Since the beginning of medical history, the physician has professed to diagnose, prognose, and treat the whole person. It is only in comparatively recent times, as a consequence of the increase in knowledge, that the intellectual absorption with the biology and pathophysiology of the disordered cell physiology we call cancer has split off from the psychology, sociology, and theology of the person with the cancer.

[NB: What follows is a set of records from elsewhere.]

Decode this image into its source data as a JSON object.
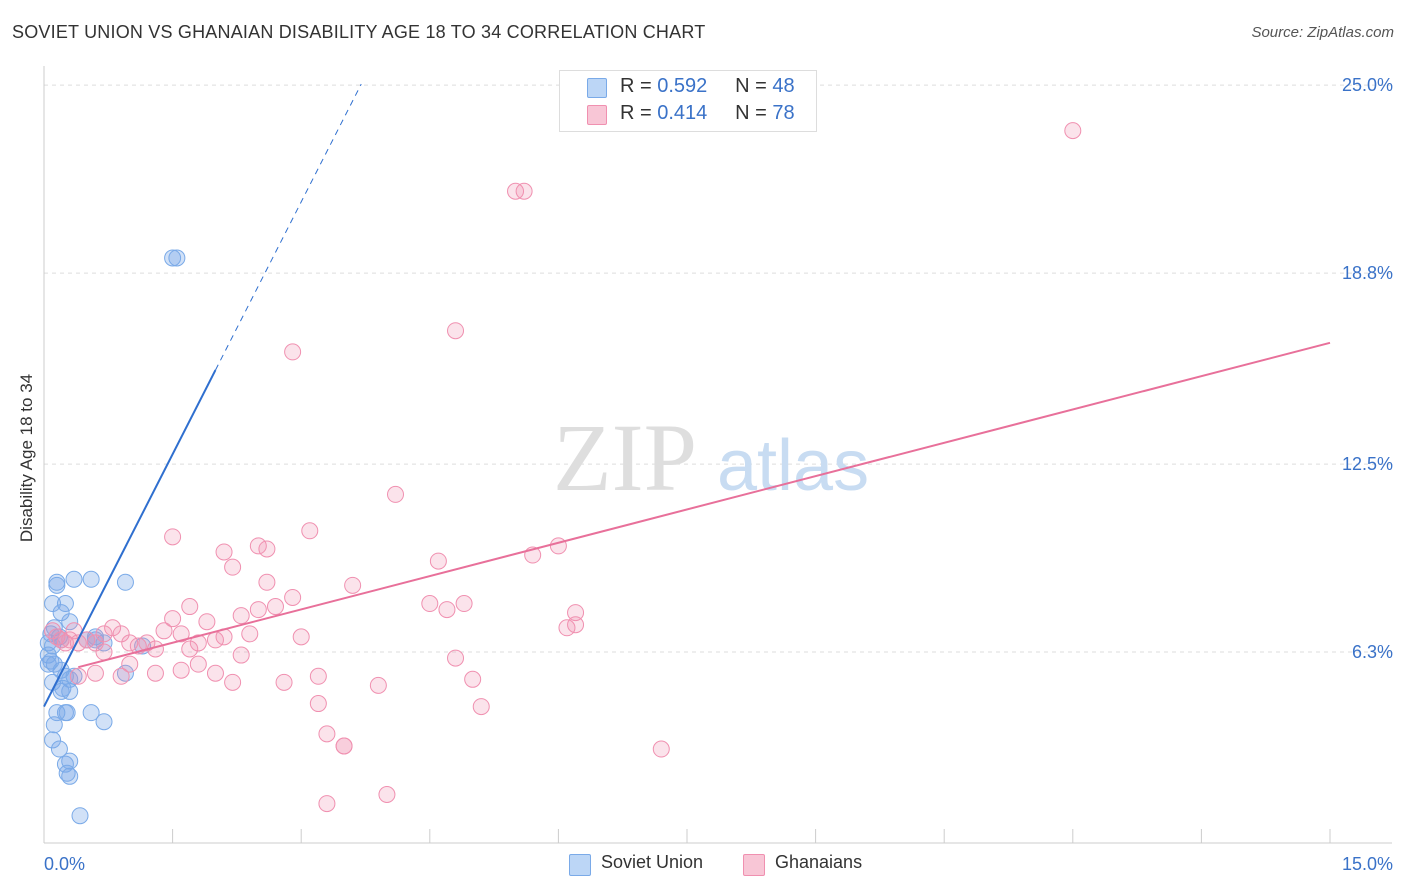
{
  "header": {
    "title": "SOVIET UNION VS GHANAIAN DISABILITY AGE 18 TO 34 CORRELATION CHART",
    "source": "Source: ZipAtlas.com"
  },
  "watermark": {
    "zip": "ZIP",
    "atlas": "atlas"
  },
  "legend": {
    "r_label": "R =",
    "n_label": "N =",
    "soviet": {
      "r": "0.592",
      "n": "48"
    },
    "ghana": {
      "r": "0.414",
      "n": "78"
    }
  },
  "colors": {
    "soviet": "#7aaae8",
    "soviet_line": "#2f6fcf",
    "ghana": "#f090b0",
    "ghana_line": "#e8709a",
    "tick_label": "#3a72c8"
  },
  "chart_data": {
    "type": "scatter",
    "title": "SOVIET UNION VS GHANAIAN DISABILITY AGE 18 TO 34 CORRELATION CHART",
    "xlabel": "",
    "ylabel": "Disability Age 18 to 34",
    "xlim": [
      0,
      15
    ],
    "ylim": [
      0,
      25.5
    ],
    "x_tick_labels": [
      "0.0%",
      "15.0%"
    ],
    "y_ticks": [
      6.3,
      12.5,
      18.8,
      25.0
    ],
    "y_tick_labels": [
      "6.3%",
      "12.5%",
      "18.8%",
      "25.0%"
    ],
    "grid": true,
    "legend_position": "top-center",
    "series": [
      {
        "name": "Soviet Union",
        "r": 0.592,
        "n": 48,
        "trend": {
          "x0": 0.0,
          "y0": 4.5,
          "x1": 2.0,
          "y1": 15.6,
          "dash_to_x": 3.7
        },
        "points": [
          [
            0.05,
            6.6
          ],
          [
            0.05,
            6.2
          ],
          [
            0.08,
            6.9
          ],
          [
            0.1,
            5.3
          ],
          [
            0.05,
            5.9
          ],
          [
            0.12,
            5.9
          ],
          [
            0.1,
            7.9
          ],
          [
            0.15,
            8.5
          ],
          [
            0.2,
            7.6
          ],
          [
            0.25,
            7.9
          ],
          [
            0.3,
            7.3
          ],
          [
            0.35,
            8.7
          ],
          [
            0.18,
            6.8
          ],
          [
            0.1,
            6.5
          ],
          [
            0.2,
            5.7
          ],
          [
            0.25,
            5.5
          ],
          [
            0.3,
            5.4
          ],
          [
            0.35,
            5.5
          ],
          [
            0.2,
            5.0
          ],
          [
            0.3,
            5.0
          ],
          [
            0.25,
            4.3
          ],
          [
            0.27,
            4.3
          ],
          [
            0.15,
            4.3
          ],
          [
            0.12,
            3.9
          ],
          [
            0.1,
            3.4
          ],
          [
            0.18,
            3.1
          ],
          [
            0.25,
            2.6
          ],
          [
            0.3,
            2.7
          ],
          [
            0.27,
            2.3
          ],
          [
            0.3,
            2.2
          ],
          [
            0.42,
            0.9
          ],
          [
            0.55,
            8.7
          ],
          [
            0.6,
            6.8
          ],
          [
            0.7,
            6.6
          ],
          [
            0.95,
            8.6
          ],
          [
            0.95,
            5.6
          ],
          [
            1.15,
            6.5
          ],
          [
            1.5,
            19.3
          ],
          [
            1.55,
            19.3
          ],
          [
            0.55,
            4.3
          ],
          [
            0.7,
            4.0
          ],
          [
            0.15,
            8.6
          ],
          [
            0.12,
            7.1
          ],
          [
            0.2,
            6.7
          ],
          [
            0.22,
            5.1
          ],
          [
            0.08,
            6.0
          ],
          [
            0.5,
            6.7
          ],
          [
            0.6,
            6.7
          ]
        ]
      },
      {
        "name": "Ghanaians",
        "r": 0.414,
        "n": 78,
        "trend": {
          "x0": 0.4,
          "y0": 5.8,
          "x1": 15.0,
          "y1": 16.5
        },
        "points": [
          [
            0.1,
            7.0
          ],
          [
            0.15,
            6.8
          ],
          [
            0.2,
            6.7
          ],
          [
            0.25,
            6.6
          ],
          [
            0.3,
            6.7
          ],
          [
            0.4,
            6.6
          ],
          [
            0.5,
            6.7
          ],
          [
            0.6,
            6.6
          ],
          [
            0.7,
            6.3
          ],
          [
            0.8,
            7.1
          ],
          [
            0.9,
            6.9
          ],
          [
            1.0,
            6.6
          ],
          [
            1.1,
            6.5
          ],
          [
            1.2,
            6.6
          ],
          [
            1.3,
            6.4
          ],
          [
            1.4,
            7.0
          ],
          [
            1.5,
            7.4
          ],
          [
            1.6,
            6.9
          ],
          [
            1.7,
            6.4
          ],
          [
            1.8,
            6.6
          ],
          [
            1.9,
            7.3
          ],
          [
            2.0,
            6.7
          ],
          [
            2.1,
            6.8
          ],
          [
            2.2,
            5.3
          ],
          [
            2.3,
            6.2
          ],
          [
            2.4,
            6.9
          ],
          [
            2.5,
            7.7
          ],
          [
            2.6,
            8.6
          ],
          [
            2.7,
            7.8
          ],
          [
            2.8,
            5.3
          ],
          [
            2.9,
            8.1
          ],
          [
            3.0,
            6.8
          ],
          [
            3.2,
            5.5
          ],
          [
            3.3,
            3.6
          ],
          [
            3.5,
            3.2
          ],
          [
            3.6,
            8.5
          ],
          [
            4.1,
            11.5
          ],
          [
            4.0,
            1.6
          ],
          [
            4.5,
            7.9
          ],
          [
            4.6,
            9.3
          ],
          [
            4.7,
            7.7
          ],
          [
            4.9,
            7.9
          ],
          [
            5.1,
            4.5
          ],
          [
            5.5,
            21.5
          ],
          [
            5.6,
            21.5
          ],
          [
            5.7,
            9.5
          ],
          [
            6.0,
            9.8
          ],
          [
            6.1,
            7.1
          ],
          [
            6.2,
            7.2
          ],
          [
            6.2,
            7.6
          ],
          [
            7.2,
            3.1
          ],
          [
            12.0,
            23.5
          ],
          [
            1.5,
            10.1
          ],
          [
            1.7,
            7.8
          ],
          [
            2.1,
            9.6
          ],
          [
            2.2,
            9.1
          ],
          [
            2.5,
            9.8
          ],
          [
            2.6,
            9.7
          ],
          [
            3.1,
            10.3
          ],
          [
            2.9,
            16.2
          ],
          [
            4.8,
            16.9
          ],
          [
            4.8,
            6.1
          ],
          [
            5.0,
            5.4
          ],
          [
            3.9,
            5.2
          ],
          [
            3.5,
            3.2
          ],
          [
            3.3,
            1.3
          ],
          [
            3.2,
            4.6
          ],
          [
            1.0,
            5.9
          ],
          [
            0.9,
            5.5
          ],
          [
            0.7,
            6.9
          ],
          [
            0.4,
            5.5
          ],
          [
            0.35,
            7.0
          ],
          [
            1.3,
            5.6
          ],
          [
            1.8,
            5.9
          ],
          [
            2.0,
            5.6
          ],
          [
            1.6,
            5.7
          ],
          [
            0.6,
            5.6
          ],
          [
            2.3,
            7.5
          ]
        ]
      }
    ]
  }
}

Thoughtful people build cancer programs that compensate for this increase in knowledge and its consequent subspecialization. Comprehensive cancer programs are designed around the principle that the person with the cancer is the object of treatment, not just the cancer. Such programs also recognize that it takes a team to realize this principle. Not one oncologist, whether medical, radiation, or surgical, can meet all of the needs of the person with cancer. Too often, the term ‘interdisciplinary cancer care’ is misinterpreted to mean only the physician disciplines. We now know that interdisciplinary cancer care requires attention by specialized nurses, social workers, chaplains, and other therapists to achieve comprehensive care. Happily, the newly recognized physician subspecialty of palliative medicine joins the cancer care team in many of the leading centers to ensure that the latest developments in the relief of suffering are combined with the latest developments in treating the cancer.

We are all compelled by a vision of finding ‘the silver bullet’ that will remove the cancer and its related suffering in one simple action. The cure of hairy cell leukemia with a single, symptomless infusion of 2-chlorodeoxyadenosine is the modern paradigm. However, mature oncologists recognize that until that day comes for all of the common cancers, we need to attend to the suffering of the person with cancer with the same attention as to the biology of the person’s cancer.